To ECOWAS, whatever the pains of intervention, the need for community alliance is imperative to human security, and the military junta cannot provide that much top level of security in the value stick of the apparatus of Government in the Niger Republic in contemporary times. States are considered most secure when war is unthinkable between them. Interestingly, the term unthinkable appears in policy discourse with nearly the opposite meaning, referring to wars that are eminently possible but horrifying to contemplate, such as war with a nuclear Iran. I only hope there is no nuclear weapon coming from anywhere in this community affairs, or is Russia holding meetings? For ECOWAS, it is a matter of “we-feeling” on the part of the participating countries or an imperativeness for security alliance! ECOWAS is addressing dependable expectations of peaceful change!

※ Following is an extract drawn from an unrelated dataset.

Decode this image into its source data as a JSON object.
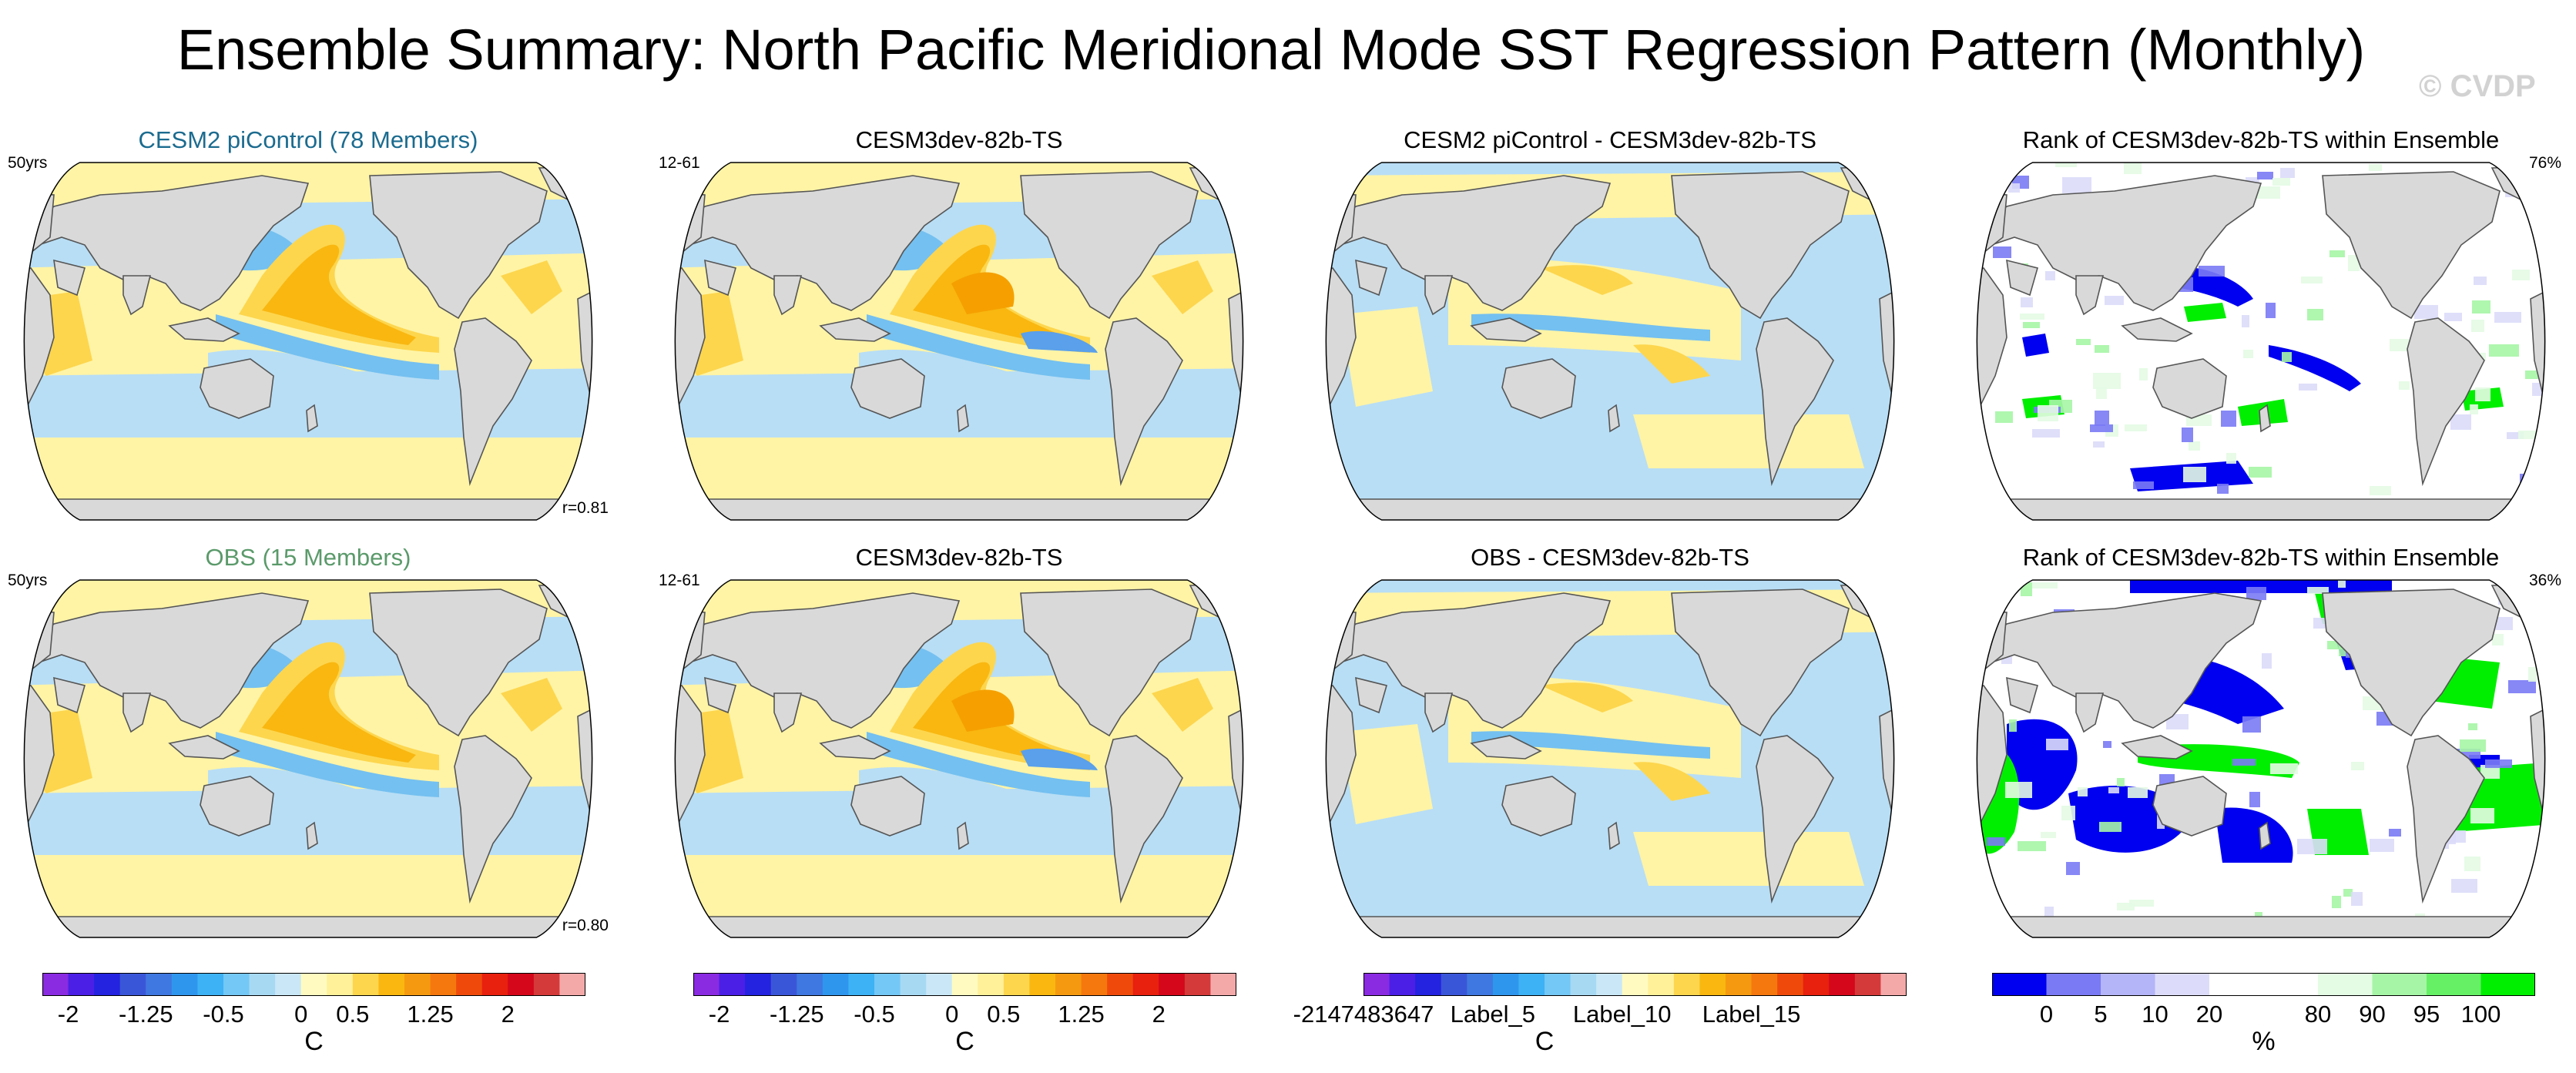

Those who do not support the military action argued that intervention violates Article 2 (4) non-use of force and, more specifically, Article 2 (7) of the UN constitution for non-intervention in the internal affairs of another country to which all ECOWAS countries are members. The challenge here is to ask whether the UN security council, by Article 51, have not transferred her power to ECOWAS concerning regional peace to ‘prevent and punish’ where there is genocide and breach of international peace. The question to ECOWAS is, do we have such in Niger Republic? ECOWAS will breach those chapters as the US did in Iraq! Again, one may ask the UN what became of resolution ES‑11/4 concerning Ukraine, passed in March 2022 and adopted on 7th April 2022, with overwhelming votes of 143 in favour and five against 35 abstaining, demanding that Russia withdraw its forces from Ukraine. The intention is to give way to resolving emerging crises. The resolution demanded “immediately, completely and unconditionally withdraw” The council considered the invasion a violation of Ukraine’s territorial integrity and sovereignty. The question remains “Is the Niger Republic a sovereign State such that military action is made impossible?
Is sovereignty not hypocrisy? Apology to Steven Krasner.